6. To characterise at a molecular level all subtypes of WT and non-WT and their
associated nephrogenic rests, using whole genome, epigenomic and proteomic
approaches.

7. To assess the feasibility of developing a targeted *next generation*
sequencing panel for WT and other childhood renal tumours.

8. To contribute to the development of ex vivo models for functional validation
of newly discovered molecular aberrations and biomarkers.
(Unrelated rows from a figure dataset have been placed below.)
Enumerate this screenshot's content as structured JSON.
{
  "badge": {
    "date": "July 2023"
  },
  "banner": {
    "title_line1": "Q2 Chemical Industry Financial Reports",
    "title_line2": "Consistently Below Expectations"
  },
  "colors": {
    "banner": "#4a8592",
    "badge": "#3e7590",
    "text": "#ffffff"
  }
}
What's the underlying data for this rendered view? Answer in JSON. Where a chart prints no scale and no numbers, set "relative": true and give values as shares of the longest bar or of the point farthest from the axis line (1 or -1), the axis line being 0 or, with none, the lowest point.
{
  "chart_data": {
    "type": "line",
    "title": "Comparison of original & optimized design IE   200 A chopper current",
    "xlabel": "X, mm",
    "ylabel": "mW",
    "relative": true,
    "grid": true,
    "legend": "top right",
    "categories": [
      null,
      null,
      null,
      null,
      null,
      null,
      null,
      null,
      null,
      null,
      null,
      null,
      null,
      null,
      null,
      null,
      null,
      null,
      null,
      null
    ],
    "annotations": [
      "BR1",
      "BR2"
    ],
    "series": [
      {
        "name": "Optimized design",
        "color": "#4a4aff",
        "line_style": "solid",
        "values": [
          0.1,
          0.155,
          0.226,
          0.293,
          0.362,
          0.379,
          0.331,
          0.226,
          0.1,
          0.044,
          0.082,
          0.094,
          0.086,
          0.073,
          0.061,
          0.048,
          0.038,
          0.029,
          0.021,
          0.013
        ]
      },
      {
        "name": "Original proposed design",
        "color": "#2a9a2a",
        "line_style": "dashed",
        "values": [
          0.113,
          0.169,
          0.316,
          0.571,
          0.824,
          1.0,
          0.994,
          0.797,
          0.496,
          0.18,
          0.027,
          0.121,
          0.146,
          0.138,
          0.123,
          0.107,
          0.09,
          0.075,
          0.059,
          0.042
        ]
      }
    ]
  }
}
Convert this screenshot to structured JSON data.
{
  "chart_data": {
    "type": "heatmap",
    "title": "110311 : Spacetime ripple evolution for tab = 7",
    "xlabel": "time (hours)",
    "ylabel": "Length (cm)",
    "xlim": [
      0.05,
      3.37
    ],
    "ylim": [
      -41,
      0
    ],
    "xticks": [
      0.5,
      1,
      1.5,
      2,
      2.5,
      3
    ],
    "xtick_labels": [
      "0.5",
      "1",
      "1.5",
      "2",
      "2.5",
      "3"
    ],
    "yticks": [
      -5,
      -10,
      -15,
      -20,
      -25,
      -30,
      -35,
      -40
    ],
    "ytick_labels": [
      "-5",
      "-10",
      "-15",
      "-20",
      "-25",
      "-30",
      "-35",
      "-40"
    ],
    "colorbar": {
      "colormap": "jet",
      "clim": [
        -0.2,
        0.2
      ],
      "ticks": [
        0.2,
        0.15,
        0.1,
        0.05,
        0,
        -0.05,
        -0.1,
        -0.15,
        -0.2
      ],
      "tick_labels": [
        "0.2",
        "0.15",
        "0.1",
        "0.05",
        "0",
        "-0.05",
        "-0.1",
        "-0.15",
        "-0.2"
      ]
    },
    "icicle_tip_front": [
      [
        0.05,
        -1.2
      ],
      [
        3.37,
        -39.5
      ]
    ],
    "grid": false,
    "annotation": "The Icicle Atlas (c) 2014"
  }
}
The study design of the UMBRELLA protocol includes data registration,
biological sample collection and biological studies:

Data registration
Participating patients will be registered in the SIOP database using the eCRF
system ALEA®. This system provides tools for patient registration, data
collection, querying and (remote) monitoring. In addition, Electronic Case
Record Forms (eCRFs) have been developed for baseline characteristics,
treatment details, pathology and outcome measures. Methods for allowing
reference centres to get access to imaging data (DICOM files) are being
developed. The SIOP database is located at the statistical centre of the
SIOP-RTSG in Amsterdam lead by Harm van Tinteren. All information in this
database will be coded.

Biological sample collection
Blood, urine and tumour samples will be collected at specified time points to
answer biological questions. Blood samples (1-2 tubes, 5-7,5 mL) will be taken
during routine blood exams needed for diagnosis and therapy monitoring, without
requiring additional invasive procedures. In the Netherlands, blood and urine
samples will be taken at diagnosis, before surgery, week 1 after surgery and at
the end of treatment. Tumour samples (fresh and frozen) will be taken during
surgery. Additionally, a small amount of blood will be taken from each parent
(1-2 tubes, 10-20mL) and stored for biological research questions. All samples
will be stored in the Princess Máxima Centrum Biobank (also DCOG/SIOP),
according to the Princess Máxima Centrum Biobank rules and regulations
(referentie: 2016-JD-0068).

Biological studies
Data and biological samples will be used for laboratory studies to answer the
above mentioned research questions (aims) of UMBRELLA.

Burden and risks associated with participation are considered to be minimal.
Possible burdens include the collection of extra blood and urine samples. Blood
samples will be taken during routine blood exams needed for diagnosis and
therapy monitoring, without requiring additional invasive procedures.